Es begab sich in New York City – etwas enttäuscht von B&H und dennoch wild entschlossen, eine kleine Fototasche zu erstehen, führte mich mein Weg in den Flatiron District an den Broadway, wo ich, wie in Eastcoast Fotofachgeschäfte skizziert, The Photo Village fand. Ich nannte dem Verkäufer also das Lastenheft, welches forderte, dass die Fuji X100, eine Minolta 9000 plus angesetzer Linse und zweiter Scherbe nebst iPad und Kleinkram mitkamen. Ohne zu zögern zeigte man mir das Black Label Bag Oskar’s One Day Bag Mark II und es passte.
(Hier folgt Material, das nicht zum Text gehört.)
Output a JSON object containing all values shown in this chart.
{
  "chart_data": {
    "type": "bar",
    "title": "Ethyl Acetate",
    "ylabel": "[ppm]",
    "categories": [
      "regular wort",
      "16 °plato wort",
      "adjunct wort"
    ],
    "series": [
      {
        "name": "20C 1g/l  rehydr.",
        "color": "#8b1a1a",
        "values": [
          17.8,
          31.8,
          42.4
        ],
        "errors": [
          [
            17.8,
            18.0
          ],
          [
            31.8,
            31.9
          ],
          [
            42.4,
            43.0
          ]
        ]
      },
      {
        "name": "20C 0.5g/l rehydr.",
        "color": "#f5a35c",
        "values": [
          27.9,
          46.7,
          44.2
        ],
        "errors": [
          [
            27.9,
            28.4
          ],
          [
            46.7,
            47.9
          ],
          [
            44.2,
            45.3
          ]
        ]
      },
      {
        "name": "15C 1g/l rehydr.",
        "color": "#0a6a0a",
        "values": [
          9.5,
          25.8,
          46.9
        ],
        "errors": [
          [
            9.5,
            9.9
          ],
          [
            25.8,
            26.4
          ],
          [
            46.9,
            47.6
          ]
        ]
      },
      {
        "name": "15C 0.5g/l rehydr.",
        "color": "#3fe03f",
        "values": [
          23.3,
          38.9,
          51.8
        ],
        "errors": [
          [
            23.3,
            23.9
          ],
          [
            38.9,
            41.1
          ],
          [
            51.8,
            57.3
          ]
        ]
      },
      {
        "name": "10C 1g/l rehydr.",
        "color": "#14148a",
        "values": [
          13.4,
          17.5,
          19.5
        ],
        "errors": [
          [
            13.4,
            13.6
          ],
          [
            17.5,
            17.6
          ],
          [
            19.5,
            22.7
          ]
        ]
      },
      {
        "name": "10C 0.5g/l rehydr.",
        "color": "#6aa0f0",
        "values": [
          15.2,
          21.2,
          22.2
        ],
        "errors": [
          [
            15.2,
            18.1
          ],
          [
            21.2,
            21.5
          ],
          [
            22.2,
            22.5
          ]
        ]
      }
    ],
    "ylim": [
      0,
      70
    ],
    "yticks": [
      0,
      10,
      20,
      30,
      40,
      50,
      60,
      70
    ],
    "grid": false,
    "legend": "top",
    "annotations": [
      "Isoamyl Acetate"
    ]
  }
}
Bloß nicht nach Fotonerd aussehen – das wünscht man sich dann und wann und die Tasche tut ihr bestes. Ganz in schwarz gehalten, mit einem soweit möglich wasserdichten Reißverschluss auf der Klappe, einem Fach innen für Filter, außen eine abnehmbare Tasche und ein Fach mit Putztuch, Faserschreiber und Platz für vier SD-Karten, trägt das BLB nicht allzu dick auf.

Black&Red Bag

Innen findet sich ein komplett herausnehmbares gepolstertes Fach für Kameras und Objektive, davor und dahinter passte das iPad in Schutztasche und auch Hefte in DIN A4 kommen gut mit unter. Für weiteres Zubehör, aber auch Geldbörse, Taschentücher etc. gibt es zwei aufgesetzte Taschen. Selbstverständlich sind die Trennwände der Haupttasche per Klett nach eigenem Gusto positionierbar. Summa summarum eine sehr gute Tasche, die vielleicht nicht ganz so akkurat verarbeitet ist, wie jene von Artisan & Artist, aber mit Crumpler und Consorten kann sie gut mithalten. Ihr Gebrauchswert ist für meine Zwecke ausgesprochen hoch, durch den breiten Gurt trägt sie sich gut. Wer also nicht auf die Idee kommt, eine wirklich große DSLR oder eine Mittelformat damit von A nach B schleppen zu wollen, wird zufrieden sein mit diesem Exoten.

U.a. über ebay ist sie bei The Photo Village zu bekommen. Umgerechnet sind knapp 150,00 Euro plus Versand fällig.

UPDATE: Nun auch beim taschenfreak.de.